Mr Drakeford told the BBC: “There are 740,000 people in Wales in those four groups, 689,000 of them had already been vaccinated by the end of Wednesday.
“We expect, when we have yesterday’s figure, to go well past the 700,000 barrier today.
“We know that all of those who are yet to be vaccinated will have had invitations to come in by the end of today or at the very latest over the weekend.”
Lockdown measures in Wales, which have been in place since December 20, are formally reviewed every three weeks. The next review will take place by February 19.
Under the restrictions, all non-essential shops, hospitality businesses, visitor attractions, events and holiday accommodation are closed.
Mr Drakeford said any opening of the tourism industry would have to be careful, cautious and reflect the public health context at the time.
When asked what he would say to people booking a holiday in Wales, Mr Drakeford replied: “They should do it knowing the uncertain world we are living in. There are no guarantees in this.
“When we reopened tourism last year, we didn’t go from nothing to everything in one go.

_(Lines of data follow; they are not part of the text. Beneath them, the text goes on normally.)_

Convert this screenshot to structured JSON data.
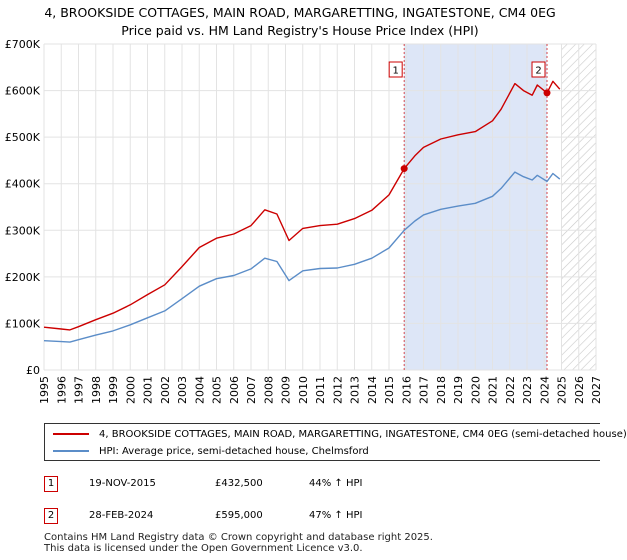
{
  "title_line1": "4, BROOKSIDE COTTAGES, MAIN ROAD, MARGARETTING, INGATESTONE, CM4 0EG",
  "title_line2": "Price paid vs. HM Land Registry's House Price Index (HPI)",
  "colors": {
    "property": "#cc0000",
    "hpi": "#5b8dc8",
    "highlight": "#dde6f7",
    "marker": "#cc0000"
  },
  "legend": {
    "property_label": "4, BROOKSIDE COTTAGES, MAIN ROAD, MARGARETTING, INGATESTONE, CM4 0EG (semi-detached house)",
    "hpi_label": "HPI: Average price, semi-detached house, Chelmsford"
  },
  "transactions": [
    {
      "id": "1",
      "date": "19-NOV-2015",
      "price": "£432,500",
      "hpi_change": "44% ↑ HPI"
    },
    {
      "id": "2",
      "date": "28-FEB-2024",
      "price": "£595,000",
      "hpi_change": "47% ↑ HPI"
    }
  ],
  "footer_line1": "Contains HM Land Registry data © Crown copyright and database right 2025.",
  "footer_line2": "This data is licensed under the Open Government Licence v3.0.",
  "chart_data": {
    "type": "line",
    "title": "4, BROOKSIDE COTTAGES, MAIN ROAD, MARGARETTING, INGATESTONE, CM4 0EG — Price paid vs. HM Land Registry's House Price Index (HPI)",
    "xlim": [
      1995,
      2027
    ],
    "ylim": [
      0,
      700000
    ],
    "x_ticks": [
      1995,
      1996,
      1997,
      1998,
      1999,
      2000,
      2001,
      2002,
      2003,
      2004,
      2005,
      2006,
      2007,
      2008,
      2009,
      2010,
      2011,
      2012,
      2013,
      2014,
      2015,
      2016,
      2017,
      2018,
      2019,
      2020,
      2021,
      2022,
      2023,
      2024,
      2025,
      2026,
      2027
    ],
    "y_ticks": [
      {
        "value": 0,
        "label": "£0"
      },
      {
        "value": 100000,
        "label": "£100K"
      },
      {
        "value": 200000,
        "label": "£200K"
      },
      {
        "value": 300000,
        "label": "£300K"
      },
      {
        "value": 400000,
        "label": "£400K"
      },
      {
        "value": 500000,
        "label": "£500K"
      },
      {
        "value": 600000,
        "label": "£600K"
      },
      {
        "value": 700000,
        "label": "£700K"
      }
    ],
    "forecast_start": 2025.0,
    "highlight_range": [
      2015.88,
      2024.16
    ],
    "series": [
      {
        "name": "4, BROOKSIDE COTTAGES, MAIN ROAD, MARGARETTING, INGATESTONE, CM4 0EG (semi-detached house)",
        "x": [
          1995,
          1996,
          1996.5,
          1997,
          1998,
          1999,
          2000,
          2001,
          2002,
          2003,
          2004,
          2005,
          2006,
          2007,
          2007.8,
          2008.5,
          2009.2,
          2010,
          2011,
          2012,
          2013,
          2014,
          2015,
          2015.88,
          2016.5,
          2017,
          2018,
          2019,
          2020,
          2021,
          2021.5,
          2022.3,
          2022.8,
          2023.3,
          2023.6,
          2024.16,
          2024.5,
          2024.9
        ],
        "values": [
          92000,
          88000,
          86000,
          93000,
          108000,
          122000,
          140000,
          162000,
          183000,
          222000,
          263000,
          283000,
          292000,
          310000,
          344000,
          335000,
          278000,
          304000,
          310000,
          313000,
          325000,
          343000,
          376000,
          432500,
          460000,
          478000,
          496000,
          505000,
          512000,
          535000,
          560000,
          615000,
          600000,
          590000,
          612000,
          595000,
          620000,
          603000
        ]
      },
      {
        "name": "HPI: Average price, semi-detached house, Chelmsford",
        "x": [
          1995,
          1996,
          1996.5,
          1997,
          1998,
          1999,
          2000,
          2001,
          2002,
          2003,
          2004,
          2005,
          2006,
          2007,
          2007.8,
          2008.5,
          2009.2,
          2010,
          2011,
          2012,
          2013,
          2014,
          2015,
          2015.88,
          2016.5,
          2017,
          2018,
          2019,
          2020,
          2021,
          2021.5,
          2022.3,
          2022.8,
          2023.3,
          2023.6,
          2024.16,
          2024.5,
          2024.9
        ],
        "values": [
          63000,
          61000,
          60000,
          65000,
          75000,
          84000,
          97000,
          112000,
          127000,
          153000,
          180000,
          196000,
          203000,
          217000,
          240000,
          233000,
          192000,
          213000,
          218000,
          219000,
          227000,
          240000,
          262000,
          300000,
          320000,
          333000,
          345000,
          352000,
          358000,
          373000,
          390000,
          425000,
          415000,
          408000,
          418000,
          405000,
          422000,
          410000
        ]
      }
    ],
    "markers": [
      {
        "label": "1",
        "x": 2015.88,
        "y": 432500
      },
      {
        "label": "2",
        "x": 2024.16,
        "y": 595000
      }
    ]
  }
}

“Our first steps were to reopen self-contained accommodation, where people had all their own facilities and that self-contained accommodation was occupied by people in your own family group.
“I hear everything that the tourism industry says to us in Wales and want to recognise how important the Easter period is to them.
“I’m trying to give an indication today that if everything continues to improve, we will do what we can to respond to their wish to be able to resume trading again over the Easter period.”
Mr Drakeford said he would not predict what life would be like in Wales in years to come as it was “difficult enough” to do so for the next three weeks.
“What I would like us to be able to get back to in Wales, and more quickly than we were able to last year, is the way things were last summer,” he told the press conference.
“Last summer, we were still social distancing, we were still being asked to wear masks on public transport and in crowded places but we were able to travel, restaurants were open, people could go on holiday.
“Coronavirus is going to be with us for months to come. Even when it is in the rearview mirror, we will need to go on being careful about the way we live our lives.”